I power my notebook through the rear ports, because these support 240W charging(photo included)

I am not aware of anything trying to access the GPU, as booting up into a tty without a DE/WM still shows its power status as D0

This makes the GPU not crash on plug-ins, although the GPU still stays in D0 while the power adapter is in and I cannot for the life of me see anything that’s using it.

Also there’s some strange messages when I plug in the cable:

kern :err : [ 50.591099] ucsi_acpi USBC000:00: unknown error 256
kern :err : [ 50.591187] ucsi_acpi USBC000:00: GET_CABLE_PROPERTY failed (-5)

And a crash because of Unsupported pwrseq engine id: 2! but that’s already reported Here

I tried putting my Framework charger in the same port, and while I did get the same GET_CABLE_PROPERTY error, I did not observe issues with the dGPU going into D0.

I really think this is a software thing, but I don’t think this is a kernel issue. A kernel issue would likely be more wide-spread since there’s plenty of people on the same kernel using Arch. Since you said it doesn’t happen in Fedora, it’s not likely a hardware thing.

I still think testing in a bare/new Arch install with 0 extras installed would be a good next step.

The usci_acpi messages are present on all four ports. Will try a clean install now

A clean install took a little longer than expected but works like a charm now, no D0 nonsense. I just nuked the old one and installed everything anew. Thanks for the help!

Awesome! Glad it worked out!

I’m assuming by this message you didn’t mean that the usci_acpi messages also went away? It seems like you were saying your other issues were fixed, just wanted to check.

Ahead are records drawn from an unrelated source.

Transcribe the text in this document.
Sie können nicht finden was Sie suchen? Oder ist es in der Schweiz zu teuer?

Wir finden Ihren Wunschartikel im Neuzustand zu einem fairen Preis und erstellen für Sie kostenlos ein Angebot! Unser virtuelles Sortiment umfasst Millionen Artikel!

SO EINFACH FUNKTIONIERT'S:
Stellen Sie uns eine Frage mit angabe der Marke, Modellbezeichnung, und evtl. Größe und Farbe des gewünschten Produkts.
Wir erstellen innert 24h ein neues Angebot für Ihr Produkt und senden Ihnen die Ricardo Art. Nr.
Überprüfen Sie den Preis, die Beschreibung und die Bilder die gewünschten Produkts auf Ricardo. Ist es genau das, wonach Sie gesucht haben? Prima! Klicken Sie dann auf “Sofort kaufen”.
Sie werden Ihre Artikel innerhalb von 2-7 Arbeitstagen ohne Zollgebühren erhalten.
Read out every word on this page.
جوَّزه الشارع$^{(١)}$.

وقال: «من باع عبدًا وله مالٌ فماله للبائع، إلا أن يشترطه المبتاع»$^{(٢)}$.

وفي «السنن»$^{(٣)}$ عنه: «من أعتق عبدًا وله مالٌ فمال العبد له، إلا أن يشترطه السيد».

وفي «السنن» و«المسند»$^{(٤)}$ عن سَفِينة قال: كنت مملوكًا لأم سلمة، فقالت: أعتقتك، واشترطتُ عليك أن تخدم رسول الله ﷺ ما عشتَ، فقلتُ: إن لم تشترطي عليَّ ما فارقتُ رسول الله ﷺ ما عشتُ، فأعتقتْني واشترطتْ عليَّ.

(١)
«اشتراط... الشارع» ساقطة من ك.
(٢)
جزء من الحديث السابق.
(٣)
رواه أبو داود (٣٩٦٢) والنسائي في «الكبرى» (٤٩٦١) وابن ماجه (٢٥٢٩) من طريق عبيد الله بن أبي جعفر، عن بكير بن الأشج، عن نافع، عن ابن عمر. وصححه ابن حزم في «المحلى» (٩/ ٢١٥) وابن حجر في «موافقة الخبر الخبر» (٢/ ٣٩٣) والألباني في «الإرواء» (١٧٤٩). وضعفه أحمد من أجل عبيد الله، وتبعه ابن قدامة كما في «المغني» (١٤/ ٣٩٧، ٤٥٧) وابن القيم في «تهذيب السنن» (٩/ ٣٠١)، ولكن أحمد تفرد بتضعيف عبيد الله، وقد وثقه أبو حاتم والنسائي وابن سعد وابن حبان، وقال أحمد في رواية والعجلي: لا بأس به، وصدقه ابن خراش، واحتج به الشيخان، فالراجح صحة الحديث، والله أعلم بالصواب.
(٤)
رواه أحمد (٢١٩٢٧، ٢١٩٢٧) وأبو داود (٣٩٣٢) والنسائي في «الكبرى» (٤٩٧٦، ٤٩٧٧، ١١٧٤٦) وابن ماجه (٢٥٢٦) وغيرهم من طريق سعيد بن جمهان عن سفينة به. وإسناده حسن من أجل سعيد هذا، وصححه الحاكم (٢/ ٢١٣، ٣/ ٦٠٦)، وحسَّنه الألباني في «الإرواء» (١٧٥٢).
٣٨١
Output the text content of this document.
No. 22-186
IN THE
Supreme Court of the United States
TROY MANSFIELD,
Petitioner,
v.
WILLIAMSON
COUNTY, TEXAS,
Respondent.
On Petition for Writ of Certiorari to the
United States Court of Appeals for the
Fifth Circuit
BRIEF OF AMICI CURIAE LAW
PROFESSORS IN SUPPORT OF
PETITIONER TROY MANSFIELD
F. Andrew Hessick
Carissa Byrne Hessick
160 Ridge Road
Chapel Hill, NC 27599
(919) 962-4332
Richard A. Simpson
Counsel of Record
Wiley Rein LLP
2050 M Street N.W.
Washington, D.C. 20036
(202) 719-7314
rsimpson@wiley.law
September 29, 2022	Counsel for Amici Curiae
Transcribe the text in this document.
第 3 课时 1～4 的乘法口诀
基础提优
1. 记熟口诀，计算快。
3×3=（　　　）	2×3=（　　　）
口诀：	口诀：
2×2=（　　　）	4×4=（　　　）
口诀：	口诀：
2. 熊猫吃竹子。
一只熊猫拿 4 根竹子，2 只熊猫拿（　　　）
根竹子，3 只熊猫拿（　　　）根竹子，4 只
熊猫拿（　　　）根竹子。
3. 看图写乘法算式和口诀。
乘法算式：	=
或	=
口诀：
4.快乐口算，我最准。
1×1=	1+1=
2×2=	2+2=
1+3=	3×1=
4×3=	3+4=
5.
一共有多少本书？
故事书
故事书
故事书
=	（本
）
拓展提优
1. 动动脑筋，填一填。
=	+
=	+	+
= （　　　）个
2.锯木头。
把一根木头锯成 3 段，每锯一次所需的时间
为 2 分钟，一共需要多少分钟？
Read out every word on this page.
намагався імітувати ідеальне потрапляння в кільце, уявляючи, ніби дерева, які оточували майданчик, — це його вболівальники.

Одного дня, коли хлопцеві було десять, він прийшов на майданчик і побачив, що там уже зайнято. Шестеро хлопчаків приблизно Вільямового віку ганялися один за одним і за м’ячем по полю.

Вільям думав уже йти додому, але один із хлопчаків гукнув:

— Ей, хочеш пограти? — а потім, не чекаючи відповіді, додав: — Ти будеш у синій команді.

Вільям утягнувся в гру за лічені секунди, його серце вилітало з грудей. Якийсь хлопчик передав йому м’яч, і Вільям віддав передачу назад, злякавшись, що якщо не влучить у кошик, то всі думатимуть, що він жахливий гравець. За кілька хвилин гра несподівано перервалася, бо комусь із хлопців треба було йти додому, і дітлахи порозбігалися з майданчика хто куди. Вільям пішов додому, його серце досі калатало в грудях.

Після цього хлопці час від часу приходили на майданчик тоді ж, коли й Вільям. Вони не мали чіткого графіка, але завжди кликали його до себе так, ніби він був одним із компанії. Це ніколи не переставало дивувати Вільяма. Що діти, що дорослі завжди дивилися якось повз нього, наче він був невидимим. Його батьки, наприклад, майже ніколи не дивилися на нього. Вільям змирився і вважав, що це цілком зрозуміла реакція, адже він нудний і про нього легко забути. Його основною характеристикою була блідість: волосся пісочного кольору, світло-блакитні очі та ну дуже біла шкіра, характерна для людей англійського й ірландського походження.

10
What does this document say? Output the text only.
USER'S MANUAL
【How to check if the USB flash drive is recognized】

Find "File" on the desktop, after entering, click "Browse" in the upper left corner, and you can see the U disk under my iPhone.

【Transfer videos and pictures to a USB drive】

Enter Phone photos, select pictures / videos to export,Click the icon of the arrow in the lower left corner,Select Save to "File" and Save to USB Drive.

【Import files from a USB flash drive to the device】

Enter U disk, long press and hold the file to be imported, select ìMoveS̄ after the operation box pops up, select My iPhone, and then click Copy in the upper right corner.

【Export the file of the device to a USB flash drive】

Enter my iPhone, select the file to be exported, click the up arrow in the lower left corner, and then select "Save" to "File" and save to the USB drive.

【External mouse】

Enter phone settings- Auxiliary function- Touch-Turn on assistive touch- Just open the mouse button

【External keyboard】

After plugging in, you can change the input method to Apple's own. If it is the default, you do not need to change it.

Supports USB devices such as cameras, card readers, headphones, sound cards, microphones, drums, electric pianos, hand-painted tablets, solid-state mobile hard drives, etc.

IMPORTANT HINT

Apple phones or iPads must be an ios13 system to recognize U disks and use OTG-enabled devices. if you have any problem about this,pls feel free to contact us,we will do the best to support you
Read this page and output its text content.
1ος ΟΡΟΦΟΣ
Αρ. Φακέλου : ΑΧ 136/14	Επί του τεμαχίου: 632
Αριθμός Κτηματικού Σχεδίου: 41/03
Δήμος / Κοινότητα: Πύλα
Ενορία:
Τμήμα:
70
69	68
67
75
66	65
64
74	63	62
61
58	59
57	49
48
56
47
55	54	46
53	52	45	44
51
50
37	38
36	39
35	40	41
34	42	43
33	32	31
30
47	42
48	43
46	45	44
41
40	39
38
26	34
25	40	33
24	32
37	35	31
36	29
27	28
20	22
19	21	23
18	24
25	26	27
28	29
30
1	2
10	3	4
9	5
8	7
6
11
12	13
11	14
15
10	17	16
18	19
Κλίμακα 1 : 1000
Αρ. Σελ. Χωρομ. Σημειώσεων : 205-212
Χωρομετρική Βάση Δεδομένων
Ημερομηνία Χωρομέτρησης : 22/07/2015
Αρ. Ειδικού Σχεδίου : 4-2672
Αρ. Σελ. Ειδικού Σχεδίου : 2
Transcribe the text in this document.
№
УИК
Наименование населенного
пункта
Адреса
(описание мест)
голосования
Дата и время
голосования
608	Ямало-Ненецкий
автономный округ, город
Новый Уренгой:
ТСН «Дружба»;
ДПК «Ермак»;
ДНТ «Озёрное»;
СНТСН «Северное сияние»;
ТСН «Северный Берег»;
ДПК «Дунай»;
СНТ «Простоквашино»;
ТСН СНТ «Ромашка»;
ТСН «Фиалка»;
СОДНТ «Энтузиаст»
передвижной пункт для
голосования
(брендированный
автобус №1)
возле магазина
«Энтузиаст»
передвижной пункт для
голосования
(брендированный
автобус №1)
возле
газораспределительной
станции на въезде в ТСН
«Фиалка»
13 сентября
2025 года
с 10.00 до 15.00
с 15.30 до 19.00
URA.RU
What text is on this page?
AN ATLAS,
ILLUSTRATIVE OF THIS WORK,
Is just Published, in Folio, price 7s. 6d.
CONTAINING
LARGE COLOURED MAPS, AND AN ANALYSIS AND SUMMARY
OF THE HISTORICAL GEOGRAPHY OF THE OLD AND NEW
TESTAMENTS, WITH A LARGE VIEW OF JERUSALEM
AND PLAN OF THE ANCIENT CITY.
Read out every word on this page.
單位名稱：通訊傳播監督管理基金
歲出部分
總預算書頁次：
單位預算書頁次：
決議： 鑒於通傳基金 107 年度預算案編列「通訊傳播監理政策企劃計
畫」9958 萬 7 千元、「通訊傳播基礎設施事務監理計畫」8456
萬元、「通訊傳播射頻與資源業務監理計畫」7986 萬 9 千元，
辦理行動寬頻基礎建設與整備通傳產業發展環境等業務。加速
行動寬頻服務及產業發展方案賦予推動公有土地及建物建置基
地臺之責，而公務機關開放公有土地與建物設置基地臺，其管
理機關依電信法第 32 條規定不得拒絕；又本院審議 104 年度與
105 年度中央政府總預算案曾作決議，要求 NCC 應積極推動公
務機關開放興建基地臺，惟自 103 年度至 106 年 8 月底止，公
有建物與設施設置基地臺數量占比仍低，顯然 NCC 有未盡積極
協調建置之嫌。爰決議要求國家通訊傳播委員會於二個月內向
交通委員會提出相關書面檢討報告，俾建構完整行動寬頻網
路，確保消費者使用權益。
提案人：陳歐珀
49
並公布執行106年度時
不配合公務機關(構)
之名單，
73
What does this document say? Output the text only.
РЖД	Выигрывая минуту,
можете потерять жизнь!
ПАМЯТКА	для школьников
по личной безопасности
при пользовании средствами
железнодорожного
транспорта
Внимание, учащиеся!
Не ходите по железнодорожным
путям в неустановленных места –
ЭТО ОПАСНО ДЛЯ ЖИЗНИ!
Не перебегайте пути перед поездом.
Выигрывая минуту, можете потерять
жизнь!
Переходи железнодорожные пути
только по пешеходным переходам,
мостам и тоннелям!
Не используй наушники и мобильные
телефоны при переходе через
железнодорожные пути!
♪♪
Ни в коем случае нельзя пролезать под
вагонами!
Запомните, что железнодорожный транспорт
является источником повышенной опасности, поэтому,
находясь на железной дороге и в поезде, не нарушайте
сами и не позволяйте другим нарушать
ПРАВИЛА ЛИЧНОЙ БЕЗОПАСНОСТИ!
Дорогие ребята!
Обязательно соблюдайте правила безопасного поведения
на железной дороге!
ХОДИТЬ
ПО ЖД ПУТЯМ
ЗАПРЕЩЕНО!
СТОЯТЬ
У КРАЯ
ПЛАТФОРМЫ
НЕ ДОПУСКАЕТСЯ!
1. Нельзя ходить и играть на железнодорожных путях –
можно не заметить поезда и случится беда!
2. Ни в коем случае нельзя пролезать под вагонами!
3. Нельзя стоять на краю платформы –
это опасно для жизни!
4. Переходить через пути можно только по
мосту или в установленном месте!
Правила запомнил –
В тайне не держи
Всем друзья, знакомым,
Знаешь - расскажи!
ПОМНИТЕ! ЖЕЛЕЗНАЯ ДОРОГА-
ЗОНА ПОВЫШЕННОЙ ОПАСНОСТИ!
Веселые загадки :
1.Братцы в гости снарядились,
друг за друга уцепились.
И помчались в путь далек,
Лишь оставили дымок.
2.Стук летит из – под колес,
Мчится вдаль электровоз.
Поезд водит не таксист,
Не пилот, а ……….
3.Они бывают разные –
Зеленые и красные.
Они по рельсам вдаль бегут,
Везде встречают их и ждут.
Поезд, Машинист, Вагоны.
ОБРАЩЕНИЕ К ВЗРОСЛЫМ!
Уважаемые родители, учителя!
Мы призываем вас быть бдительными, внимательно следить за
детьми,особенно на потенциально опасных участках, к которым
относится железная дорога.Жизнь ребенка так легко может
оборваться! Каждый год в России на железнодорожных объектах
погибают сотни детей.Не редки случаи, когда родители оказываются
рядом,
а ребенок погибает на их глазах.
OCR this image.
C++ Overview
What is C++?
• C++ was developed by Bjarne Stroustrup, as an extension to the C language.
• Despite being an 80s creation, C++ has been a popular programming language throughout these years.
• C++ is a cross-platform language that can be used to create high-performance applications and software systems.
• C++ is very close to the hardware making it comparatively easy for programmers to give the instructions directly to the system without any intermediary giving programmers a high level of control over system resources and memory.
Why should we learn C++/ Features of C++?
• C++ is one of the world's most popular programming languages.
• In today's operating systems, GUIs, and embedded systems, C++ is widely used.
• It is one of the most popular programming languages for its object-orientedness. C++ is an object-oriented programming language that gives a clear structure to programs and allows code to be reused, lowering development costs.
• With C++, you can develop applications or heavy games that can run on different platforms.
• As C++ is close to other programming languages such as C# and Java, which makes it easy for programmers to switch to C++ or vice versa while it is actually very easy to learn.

The USCI_ACPI issue (and another similar kernel message) is being reported/tracked here and here

Yes, the usci_acpi messages are still here, sorry for the unclear message

Hi all! My FW16 is arriving next week so I’m doing some prep work to get ready for setup. I’m considering setting it up with CachyOS as I’ve had multiple vanilla Arch machines in the past and want to try something newish. Does anyone have experience with Cachy on the FW16? Any weird quirks I should watch out for other than the already listed tweaks for Arch?